As 2021 comes to a close I’ve been pondering the question, “Why are writers insecure about their talent?”
Our angst revolves around what is “good writing”. We ask, “Am I a good writer?” or “Is this piece good enough?” frequently followed by, “When will they figure out I’m not a real author/writer?” It’s all self-doubt.
I know professionals in other careers experience self-doubt. However, writers experience self-doubt far more than other professionals and we seem to experience it more than other artists. Why? Are we wimps? Is our profession harder?
I can’t answer these questions, and probably never will. I do recognize that self-doubt is a problem. I am a problem solver, so how do I eliminate self-doubt?
I can’t. I think of it like this: Self Doubt rides in the backseat while I drive. She never gets to drive and I constantly tell her she can’t have the keys. That doesn’t mean she’s not a backseat driver. It’s up to me to say, “Shut the fuck up! I’m driving!” I think the curse word helps. I don’t usually curse, so I can put all my frustration into that one, naughty word.
There are external and internal reasons that give self-doubt power. Dana Shavin does a good job of listing these in her article, “Why are writers so prone to self-doubt?” Bottom line: we can’t control external factors. I believe we can be aware of them so that they don’t feed self-doubt.
Most of my rejections start with, “Unfortunately…”. First, why is the editor using an adverb? What part of speech should you always avoid in your writing? Yep, we’re always told adverbs. I’d like that adverb to gone from rejections. But I digress. When I see that adverb, Self Doubt is at her most powerful.
“I told you your message was muddy.”
“Face it, you’re just not good enough.”
“Everything you’ve written has been written before.”
“You are not creative.”
Sound familiar? This is the time to yell, “Shut the fuck up!”
When you sent that piece in, it was:
- The best I’ve ever done!
- I’m so proud of this!
And now it’s not? Get real. It’s good. It doesn’t match the editor, so find another darn editor! Rejections should be called prompts. They prompt us to send that piece out again. They are not failures. That is my mantra… not a failure, not a failure…

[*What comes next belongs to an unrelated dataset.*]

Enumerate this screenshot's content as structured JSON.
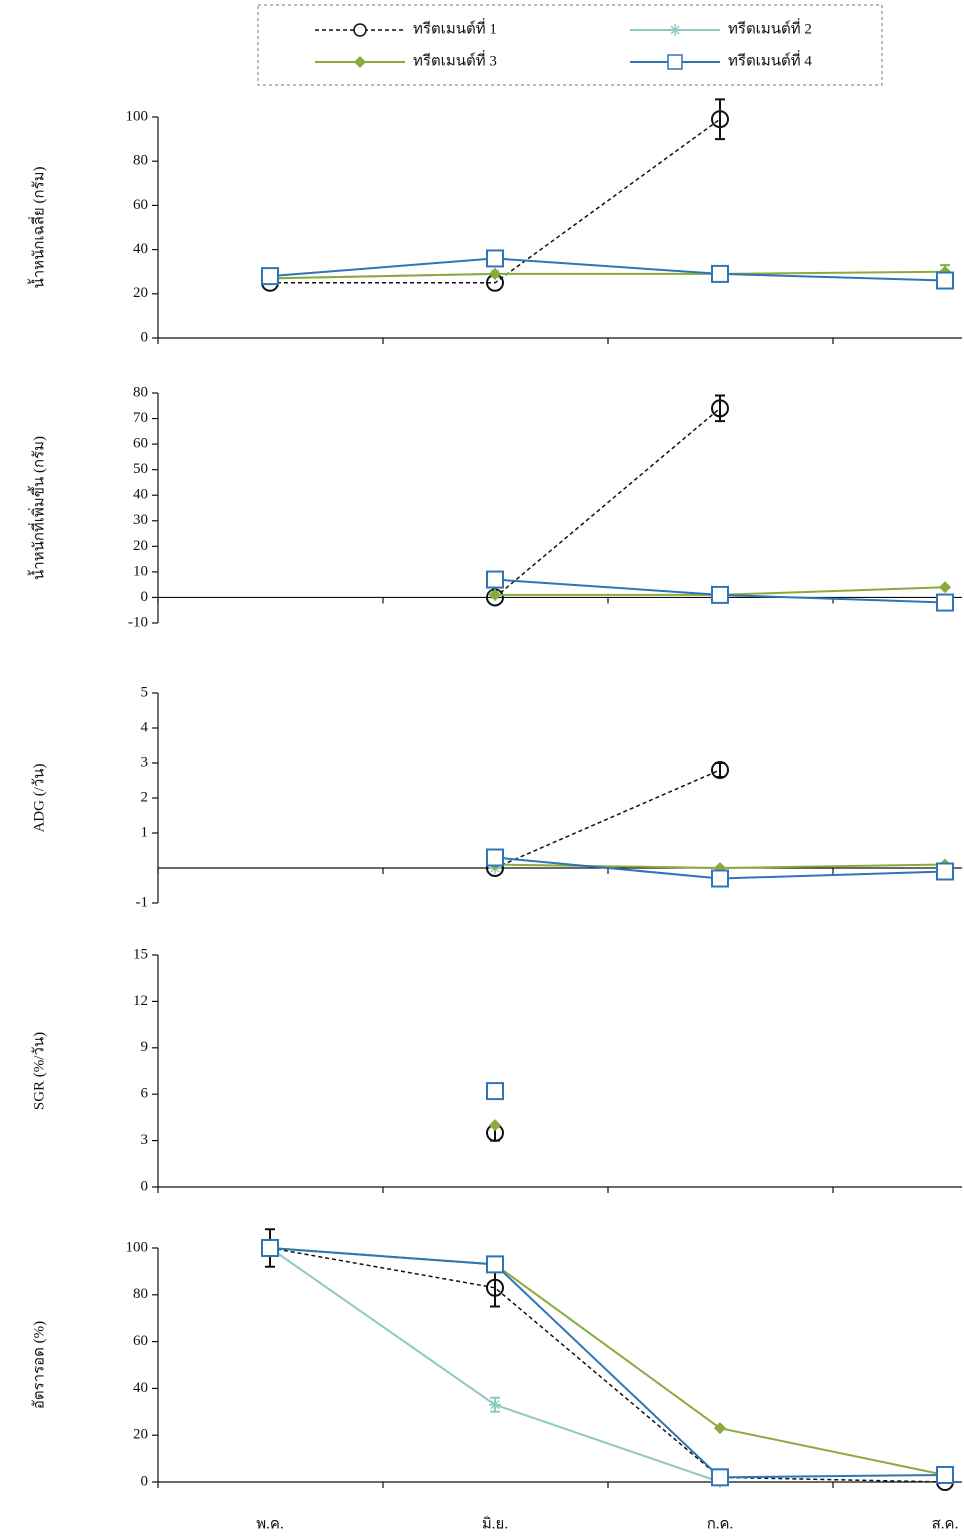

If it really does suck, you will run across an editor that has the balls and the time to say so. A kind editor will give you a sentence about where you went wrong. You’re more likely to get this feedback if you keep on submitting.
Self Doubt will still whisper, “There’s something wrong with this piece, otherwise it wouldn’t have gotten rejected.”
The way to shut her up is to put that piece away for two weeks. Longer if you’re still thinking about it in two weeks. Once you’ve forgotten about it, go back and read it.
Don’t ask, “Is this crappy writing?”
Be specific. “Is my pacing off? Are my characters flat?” If your answer is no, super duper. If you answer yes, FIX IT. Either way, send it out again and tell Self Doubt to “Shut the fuck up!”
Please don’t point out that always is an adverb. That’s why I used it. Twice.